First, a quick time travel. In 1958, choreographer and dancer Alvin Ailey founded a school that 50 years later still stands as a pinnacle for preserving and cultivating Black dance culture. The school was founded to showcase the best Black talent in dance. Its radical pro-Black history makes its 50th anniversary an emotional one. This anniversary is shared with the 50th anniversary of the Stonewall Riots, reminding us how critical the Ailey School has been to all facets of the Black community, specifically our LGBTQIA+ family. The Ailey School has always fought to celebrate Black people with no apologies. The Spirit Gala is, of course, a night to showcase the talented dancers of the school and company but as importantly, one to raise funds for scholarships so that deserving students continue to have the opportunity to attend the Ailey School.
In homage to its roots, the spirit gala ended with a performance of Revelations. In addition to being the most widely seen modern dance work in the world, Revelations illustrates the history, traditions, faith, and beliefs of African American culture by exploring the places of deepest grief along with holiest joys in the soul through dances set to spirituals, gospels, and blues music. To experience the performance is to sit through the most arresting healing session you’ve ever been to. Who knew therapy could be so beautiful? Ailey did.

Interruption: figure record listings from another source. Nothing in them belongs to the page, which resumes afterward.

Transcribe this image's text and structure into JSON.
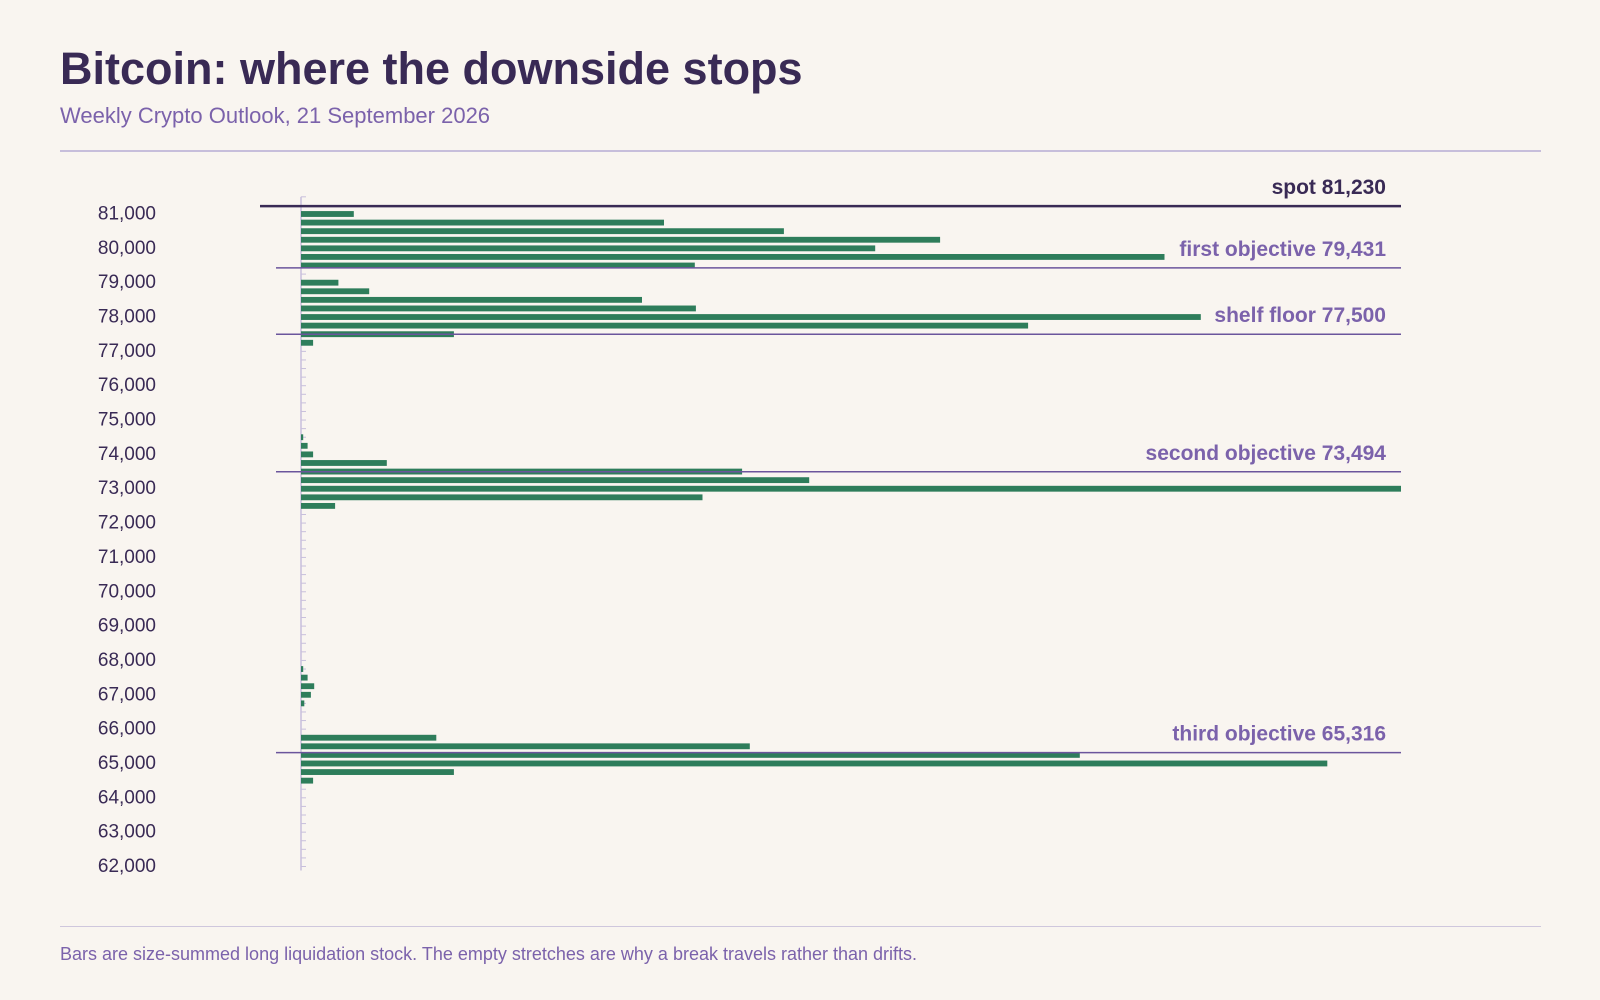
{
  "header": {
    "title": "Bitcoin: where the downside stops",
    "subtitle": "Weekly Crypto Outlook, 21 September 2026"
  },
  "footer": {
    "note": "Bars are size-summed long liquidation stock. The empty stretches are why a break travels rather than drifts."
  },
  "colors": {
    "background": "#f9f5f0",
    "bar": "#2e7d5b",
    "spot_line": "#392a55",
    "level_line": "#6b559c",
    "level_label": "#7b62ab",
    "axis_text": "#392a55",
    "axis_line": "#c8bfdc"
  },
  "chart_data": {
    "type": "bar",
    "orientation": "horizontal",
    "ylabel": "",
    "xlabel": "",
    "ylim": [
      62000,
      81500
    ],
    "xlim": [
      0,
      1
    ],
    "grid": false,
    "legend": "none",
    "y_ticks": [
      81000,
      80000,
      79000,
      78000,
      77000,
      76000,
      75000,
      74000,
      73000,
      72000,
      71000,
      70000,
      69000,
      68000,
      67000,
      66000,
      65000,
      64000,
      63000,
      62000
    ],
    "y_tick_labels": [
      "81,000",
      "80,000",
      "79,000",
      "78,000",
      "77,000",
      "76,000",
      "75,000",
      "74,000",
      "73,000",
      "72,000",
      "71,000",
      "70,000",
      "69,000",
      "68,000",
      "67,000",
      "66,000",
      "65,000",
      "64,000",
      "63,000",
      "62,000"
    ],
    "bin_width": 250,
    "bins": [
      {
        "price": 81000,
        "value": 0.048
      },
      {
        "price": 80750,
        "value": 0.33
      },
      {
        "price": 80500,
        "value": 0.439
      },
      {
        "price": 80250,
        "value": 0.581
      },
      {
        "price": 80000,
        "value": 0.522
      },
      {
        "price": 79750,
        "value": 0.785
      },
      {
        "price": 79500,
        "value": 0.358
      },
      {
        "price": 79000,
        "value": 0.034
      },
      {
        "price": 78750,
        "value": 0.062
      },
      {
        "price": 78500,
        "value": 0.31
      },
      {
        "price": 78250,
        "value": 0.359
      },
      {
        "price": 78000,
        "value": 0.818
      },
      {
        "price": 77750,
        "value": 0.661
      },
      {
        "price": 77500,
        "value": 0.139
      },
      {
        "price": 77250,
        "value": 0.011
      },
      {
        "price": 74500,
        "value": 0.002
      },
      {
        "price": 74250,
        "value": 0.006
      },
      {
        "price": 74000,
        "value": 0.011
      },
      {
        "price": 73750,
        "value": 0.078
      },
      {
        "price": 73500,
        "value": 0.401
      },
      {
        "price": 73250,
        "value": 0.462
      },
      {
        "price": 73000,
        "value": 1.0
      },
      {
        "price": 72750,
        "value": 0.365
      },
      {
        "price": 72500,
        "value": 0.031
      },
      {
        "price": 67750,
        "value": 0.002
      },
      {
        "price": 67500,
        "value": 0.006
      },
      {
        "price": 67250,
        "value": 0.012
      },
      {
        "price": 67000,
        "value": 0.009
      },
      {
        "price": 66750,
        "value": 0.003
      },
      {
        "price": 65750,
        "value": 0.123
      },
      {
        "price": 65500,
        "value": 0.408
      },
      {
        "price": 65250,
        "value": 0.708
      },
      {
        "price": 65000,
        "value": 0.933
      },
      {
        "price": 64750,
        "value": 0.139
      },
      {
        "price": 64500,
        "value": 0.011
      }
    ],
    "reference_lines": [
      {
        "kind": "spot",
        "label": "spot 81,230",
        "price": 81230
      },
      {
        "kind": "level",
        "label": "first objective 79,431",
        "price": 79431
      },
      {
        "kind": "level",
        "label": "shelf floor 77,500",
        "price": 77500
      },
      {
        "kind": "level",
        "label": "second objective 73,494",
        "price": 73494
      },
      {
        "kind": "level",
        "label": "third objective 65,316",
        "price": 65316
      }
    ]
  }
}
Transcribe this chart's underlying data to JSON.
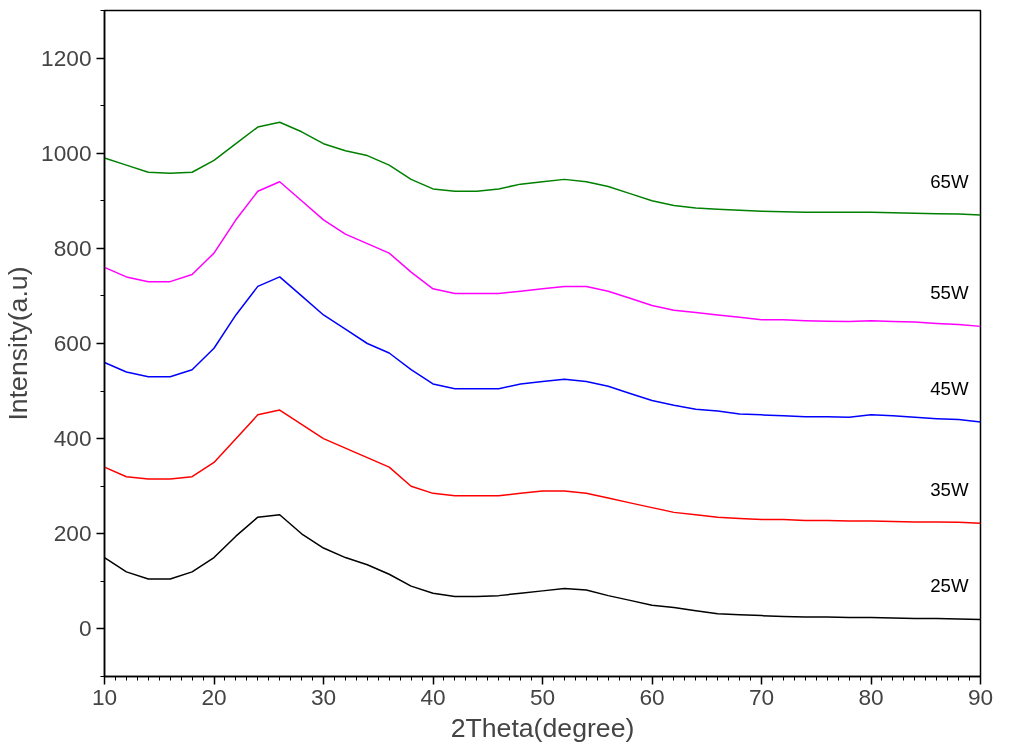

The magic of my very first “Revelation” was cemented by the crowd at the after party. The energy in the room was enough to remind me that the Ailey School is not just historically relevant to Black culture worldwide but instead that it remains an institution to propel Black creatives to our dreams. It was not a night just to remember the past 50 years but to think about the next 50, for the work is far from over. The evening was magical with a non-judgmental dance floor full of professionals and spectators alike. Amongst the sea of Alvin Ailey students, teachers, and chair members, were guests like author Zadie Smith, Orange Is The New Black actress Lorraine Toussaint, artist Kehinde Wiley, all there to proudly celebrate Black dance and dance to the sounds of DJ MOS.